Amyotrophic lateral sclerosis (ALS) involves widespread brain network dysfunction, yet the molecular mechanisms linked to these alterations remain poorly understood. We investigated macroscopic structural-functional coupling abnormalities in early-stage ALS (ALS-ES) and their underlying transcriptomic signatures.

Methods

We analyzed multimodal MRI data from 73 patients with sporadic ALS-ES and 74 age- and sex-matched healthy controls. Structural-functional (SC-FC) coupling was quantified using diffusion tensor imaging and resting-state functional MRI. Machine learning models were constructed to distinguish patients from controls based on network features. Coupling alterations were spatially correlated with neurotransmitter receptor maps and gene expression profiles from the Allen Human Brain Atlas. Key transcriptomic findings were validated using independent single-cell RNA sequencing datasets.

Results

While structural connectivity remained largely preserved, functional connectivity was significantly reduced in the somatomotor network (SMN). This mismatch manifested as significant SC-FC network decoupling, particularly within the SMN (pFDR = 0.001). A gradient boosting machine model accurately classified patients, identifying SC-FC coupling in the left precentral gyrus as a primary statistical contributor to the classification model. Decoupling spatially correlated with 5-HT2A and mGluR5 receptor distributions. Imaging-transcriptomics linked network failure to a gene signature enriched for synaptic pathways and microglial markers.

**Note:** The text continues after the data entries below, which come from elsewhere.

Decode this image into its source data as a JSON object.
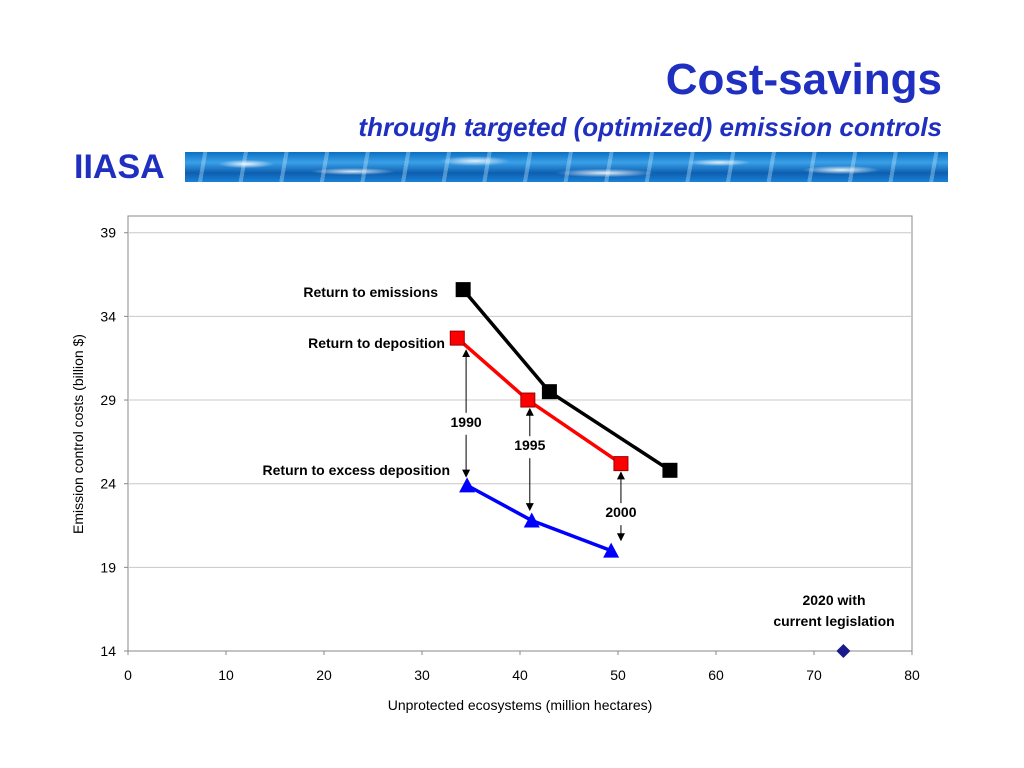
{
  "header": {
    "title": "Cost-savings",
    "subtitle": "through targeted (optimized) emission controls",
    "org": "IIASA"
  },
  "chart_data": {
    "type": "line",
    "title": "",
    "xlabel": "Unprotected ecosystems (million hectares)",
    "ylabel": "Emission control costs (billion $)",
    "xlim": [
      0,
      80
    ],
    "ylim": [
      14,
      40
    ],
    "xticks": [
      0,
      10,
      20,
      30,
      40,
      50,
      60,
      70,
      80
    ],
    "yticks": [
      14,
      19,
      24,
      29,
      34,
      39
    ],
    "grid": "horizontal",
    "series": [
      {
        "name": "Return to emissions",
        "color": "#000000",
        "marker": "square",
        "x": [
          34.2,
          43.0,
          55.3
        ],
        "y": [
          35.6,
          29.5,
          24.8
        ]
      },
      {
        "name": "Return to deposition",
        "color": "#ff0000",
        "marker": "square",
        "x": [
          33.6,
          40.8,
          50.3
        ],
        "y": [
          32.7,
          29.0,
          25.2
        ]
      },
      {
        "name": "Return to excess deposition",
        "color": "#0000ff",
        "marker": "triangle",
        "x": [
          34.6,
          41.2,
          49.3
        ],
        "y": [
          23.9,
          21.8,
          20.0
        ]
      },
      {
        "name": "2020 with current legislation",
        "color": "#1a1a8c",
        "marker": "diamond",
        "x": [
          73.0
        ],
        "y": [
          14.0
        ]
      }
    ],
    "annotations": [
      {
        "text": "1990",
        "x": 34.5,
        "y": 27.4,
        "arrow_from": [
          34.5,
          27.0
        ],
        "arrow_up_to": 31.8,
        "arrow_down_to": 24.6
      },
      {
        "text": "1995",
        "x": 41.0,
        "y": 26.0,
        "arrow_from": [
          41.0,
          25.5
        ],
        "arrow_up_to": 28.3,
        "arrow_down_to": 22.6
      },
      {
        "text": "2000",
        "x": 50.3,
        "y": 22.0,
        "arrow_from": [
          50.3,
          22.6
        ],
        "arrow_up_to": 24.5,
        "arrow_down_to": 20.8
      }
    ],
    "point_labels": [
      "2020 with",
      "current legislation"
    ]
  }
}
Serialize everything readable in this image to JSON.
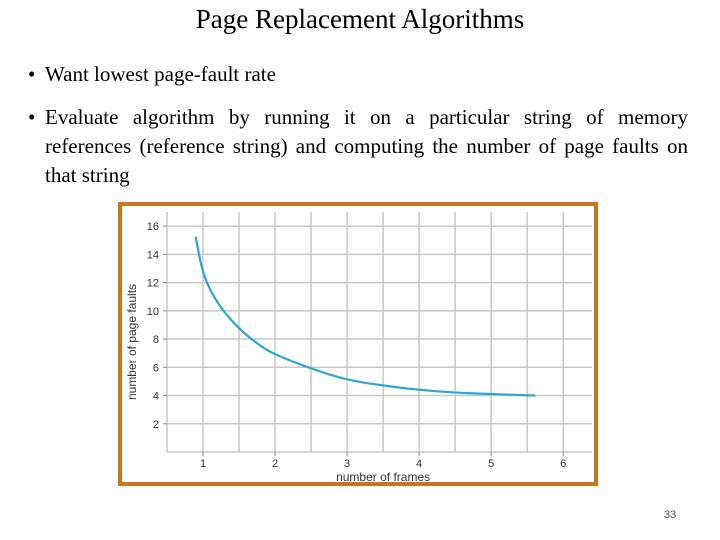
{
  "slide": {
    "title": "Page Replacement Algorithms",
    "bullets": [
      "Want lowest page-fault rate",
      "Evaluate algorithm by running it on a particular string of memory references (reference string) and computing the number of page faults on that string"
    ],
    "bullet_symbol": "•",
    "page_number": "33"
  },
  "colors": {
    "frame_border": "#c8761e",
    "curve": "#2ea6d1",
    "grid": "#c8c8c8",
    "axis_text": "#333333"
  },
  "chart_data": {
    "type": "line",
    "xlabel": "number of frames",
    "ylabel": "number of page faults",
    "x_ticks": [
      1,
      2,
      3,
      4,
      5,
      6
    ],
    "y_ticks": [
      2,
      4,
      6,
      8,
      10,
      12,
      14,
      16
    ],
    "xlim": [
      0.5,
      6.4
    ],
    "ylim": [
      0,
      17
    ],
    "grid": true,
    "series": [
      {
        "x": [
          0.9,
          1.0,
          1.2,
          1.5,
          1.8,
          2.0,
          2.5,
          3.0,
          3.5,
          4.0,
          4.5,
          5.0,
          5.6
        ],
        "values": [
          15.2,
          12.5,
          10.5,
          8.7,
          7.5,
          6.9,
          5.9,
          5.1,
          4.7,
          4.4,
          4.2,
          4.1,
          4.0
        ]
      }
    ]
  }
}
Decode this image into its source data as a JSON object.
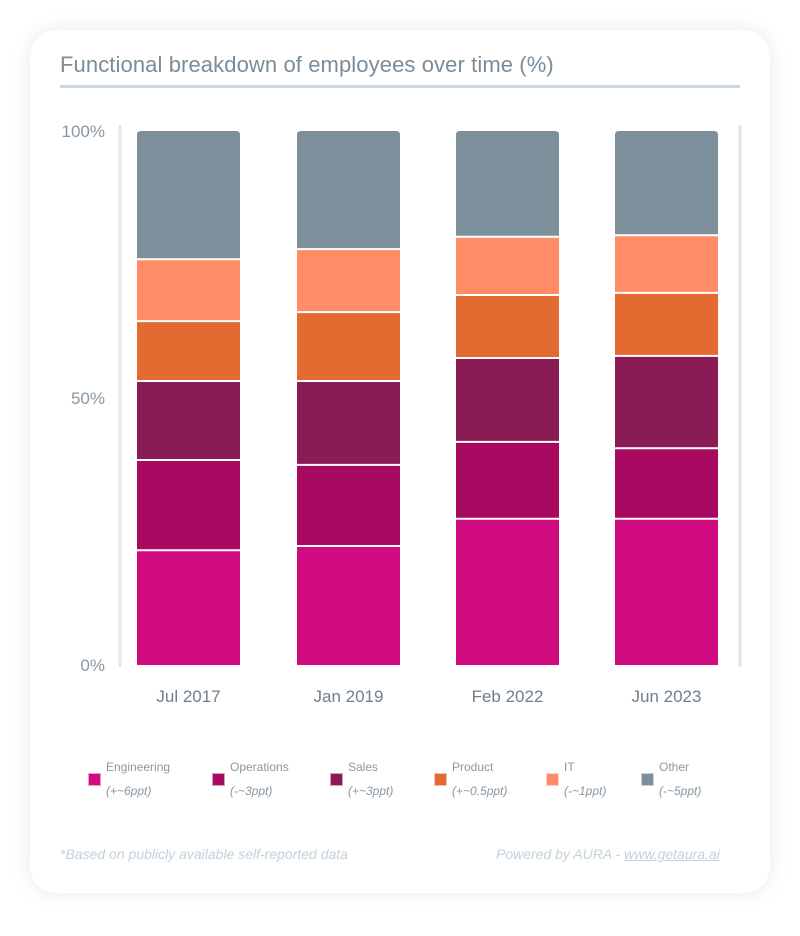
{
  "chart_data": {
    "type": "bar",
    "stacked": true,
    "title": "Functional breakdown of employees over time (%)",
    "categories": [
      "Jul 2017",
      "Jan 2019",
      "Feb 2022",
      "Jun 2023"
    ],
    "ylim": [
      0,
      100
    ],
    "yticks": [
      "0%",
      "50%",
      "100%"
    ],
    "grid": false,
    "legend_position": "bottom",
    "series": [
      {
        "name": "Engineering",
        "delta": "(+~6ppt)",
        "color": "#d10c80",
        "values": [
          21.3,
          22.1,
          27.2,
          27.2
        ]
      },
      {
        "name": "Operations",
        "delta": "(-~3ppt)",
        "color": "#a80961",
        "values": [
          16.9,
          15.2,
          14.4,
          13.2
        ]
      },
      {
        "name": "Sales",
        "delta": "(+~3ppt)",
        "color": "#8b1b55",
        "values": [
          14.8,
          15.7,
          15.7,
          17.3
        ]
      },
      {
        "name": "Product",
        "delta": "(+~0.5ppt)",
        "color": "#e36a30",
        "values": [
          11.2,
          12.9,
          11.8,
          11.8
        ]
      },
      {
        "name": "IT",
        "delta": "(-~1ppt)",
        "color": "#ff8c66",
        "values": [
          11.6,
          11.8,
          10.9,
          10.8
        ]
      },
      {
        "name": "Other",
        "delta": "(-~5ppt)",
        "color": "#7d8f9b",
        "values": [
          24.2,
          22.3,
          20.0,
          19.7
        ]
      }
    ]
  },
  "footer": {
    "note": "*Based on publicly available self-reported data",
    "powered_by": "Powered by AURA - ",
    "link": "www.getaura.ai"
  }
}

Single-cell analysis identified FMN1 as a candidate gene whose glial expression spatially associates with network decoupling.

Conclusions

Early-stage ALS is characterized by significant structural-functional network decoupling, primarily in motor systems. This macroscopic failure is linked to specific microglial dysregulation, particularly FMN1 downregulation, providing a multiscale framework bridges statistical neuroimaging signatures with potential cellular pathology.